Biz 2017 senesinde yukarıda bahsetmiş olduğum İK süreçlerini ne kadar uyguladık, nerelerde eksiğimiz var, neleri geliştirmeliyiz anlamak adına, farklı ülkelerde farklı şirketleri denetleyip değerlendiren En İyi İşveren Enstitüsü’ne (Top Employer Institute) başvurduk. Sertifikasyon döneminde zorlu bir araştırma sürecinden geçtik, bu dönemde yukarda bahsetmiş olduğum İK süreçlerinin hepsi tek tek ele alındı. Saint Gobain Türkiye olarak özellikle şeffaflık, çalışanlara tanınan yatay ve dikey pozisyonlara geçiş imkânı, yetenek yönetimi, işgücü planlaması, İK alanında uygulanan yenilikçi yaklaşımlar, eğitim organizasyonları ve bunun yanı sıra zengin şirket kültürümüz ve uygulamalarımız ile bu sene ilk defa Türkiye’de En İyi İşveren ödülünü alan şirketler arasına girdik. Saint-Gobain Türkiye olarak tüm İK süreçlerini başarıyla uygulamaktan ve bu ödülü kazanarak hem Türkiye hem de Avrupa, Kuzey Amerika ve Asya-Pasifik, Latin Amerika bölgelerinde ödülü alan şirketimizin Global ödülü almasına da Türkiye sertifikasyonu sayesinde katkıda bulunmuş olduk.

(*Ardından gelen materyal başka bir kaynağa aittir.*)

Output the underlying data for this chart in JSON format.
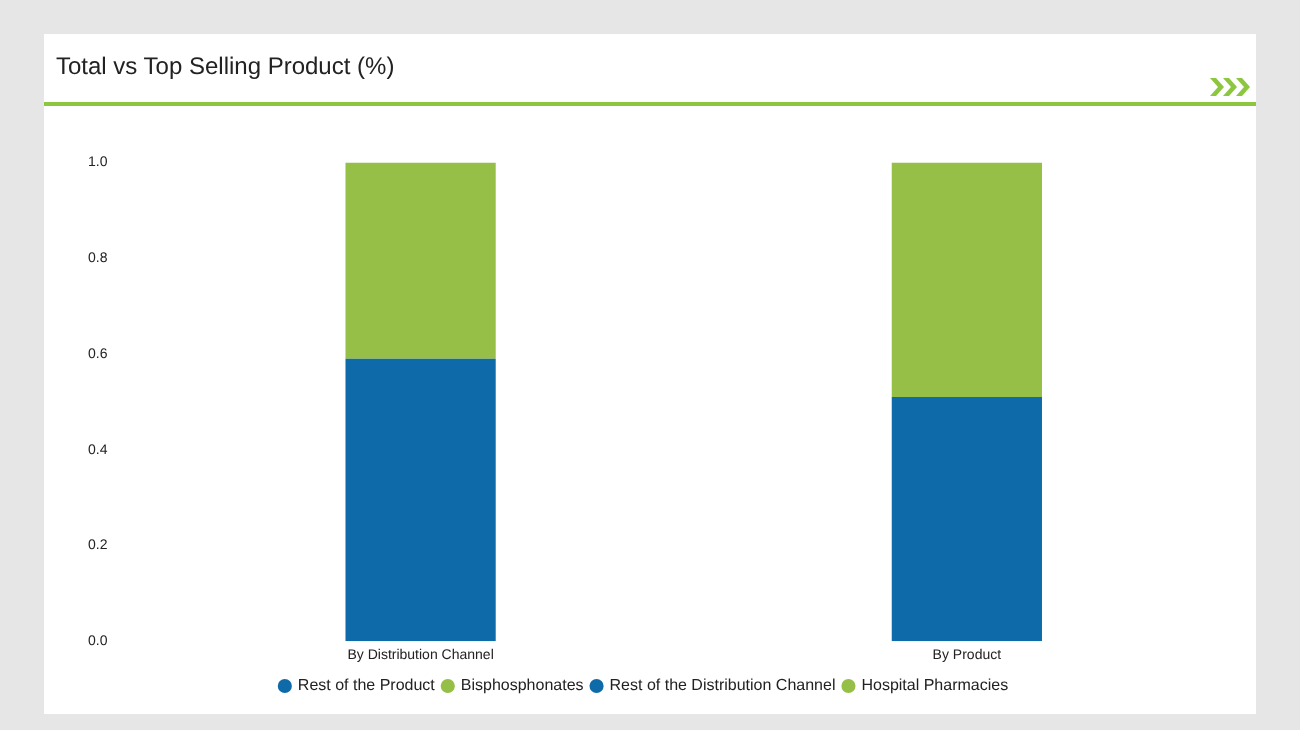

Önümüzdeki yıl da hedeflerimizden biri Top Employer 2019 sertifikasyonu için çalışmak olacak, gelişim alanlarımızı gördük ve aksiyon planlarımız yapmaya başladık. Bunun yanı sıra, grup şirketlerimizin bazılarında uygulanmakta olan Liderlik Akademisi’ni tüm şirketlerimize ortak bir eğitim projesi olarak yaymayı planlıyoruz.

Ayrıca geçen sene ilk defa başlattığımız Genç Yetenekler projemizi de bu sene katılımcı sayımızı artırarak sürdürmeyi planlıyoruz. Bu proje kapsamında belli kriterler ışığında kabul ettiğimiz farklı departmanlardan katılımcılarımız, kendi projelerini yaklaşık bir sene boyunca çalışıp üst yönetime farklı zamanlarda sunum yapma imkanı buluyorlar. Bunun yanı sıra, yurt içi-yurt dışı eğitimler, profesyonel mentorluk seansları, grup şirketlerini tanıma/tesis gezileri düzenliyoruz. Amacımız genç yeteneklerimizi hem kişisel hem de profesyonel alanlarda geliştirmek ve kariyerlerinde bir sonraki adımlarında onlara destek olmak.

Tüm bunların yanı sıra hem globalde hem de Türkiye’de dijital projelerimizin üzerinde çalışıyoruz, dijital onboarding, e-learning gibi konular en büyük önceliğimiz. Saint-Gobain İK olarak özenli çalışmalara devam edeceğiz, her geçen sene daha iyi bir işveren olmak en büyük taahhüdümüz.